We skipped the binky thing entirely, because I sucked my thumb until I was old enough to swap it for cigarettes. Thankfully, I do neither now. I think I'd live through a few tantrums to give Pretty Penny life without oral fixation.
The domestic angst is just part of the package -- and it really does lessen over time.

Sheree, J, + j said...

Sorry, no binky help. Jack rejected his at 6 months. Jason and I spent the next 6 longing for it, and now we're glad it was never a big attachment.
As for chores? We have set chores. Me: wash dishes, clean bathrooms, laundry. Jason: vacuum, put away dishes, change catlitter, mow lawn. The actual execution of the chores is somewhat haphazard, and I have no advice for getting the other person to actually complete their chores. But divvying up the work in advance has helped our domestic tranquility.

w. wilson said...

Hey Katie- At 18 months, we finally got fed up with the binkie, especially since G started to want it for comfort all the time.
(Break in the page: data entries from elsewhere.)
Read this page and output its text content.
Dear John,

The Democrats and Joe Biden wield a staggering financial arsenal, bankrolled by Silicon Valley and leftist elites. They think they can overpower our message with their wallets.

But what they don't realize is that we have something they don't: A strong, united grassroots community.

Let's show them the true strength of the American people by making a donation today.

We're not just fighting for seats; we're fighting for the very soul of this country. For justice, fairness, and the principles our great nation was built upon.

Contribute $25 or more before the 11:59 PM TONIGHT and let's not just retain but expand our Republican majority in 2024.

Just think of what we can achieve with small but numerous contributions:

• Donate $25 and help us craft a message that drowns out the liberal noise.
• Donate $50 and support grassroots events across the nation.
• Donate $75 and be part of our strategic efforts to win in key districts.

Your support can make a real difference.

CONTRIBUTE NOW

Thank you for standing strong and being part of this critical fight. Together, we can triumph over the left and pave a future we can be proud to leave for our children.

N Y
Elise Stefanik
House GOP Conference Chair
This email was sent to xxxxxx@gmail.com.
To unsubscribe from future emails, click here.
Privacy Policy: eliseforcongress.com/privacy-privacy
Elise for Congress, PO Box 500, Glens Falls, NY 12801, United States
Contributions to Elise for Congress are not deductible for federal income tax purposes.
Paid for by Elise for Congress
We snipped off the end of one and threw the rest away. Since the binkie suddenly didn't work, G lost interest in it THAT day. He carried it around for 2 more days, and then it was done. In response to his pleas, we just said it was broken (and therefore we coudl not be berated or blamed). I am glad we did it before 2, Katie, because they get a lot smarter then. He would have known we were full of it. Good luck!

Momcat said...

Household balance out over time all by themselves. Momcat still always feels a bit guilty when the Fatherhead dusts- particularly after the dust has reached a measurable thickness. On the other hand, he does not like to work in the garden and only comes out to help if something is too heavy for me to budge unassisted. He also does not like to cook. Consequently, the charcoal grill is also my domain. He covers his tail on that one by coming out with a glass of Scotch and observing, saying cogent things like "That looks about done to me. In the house, he's the greatest and fastest kitchen cleaner there is. I have no idea how many years it took us to settle into these roles.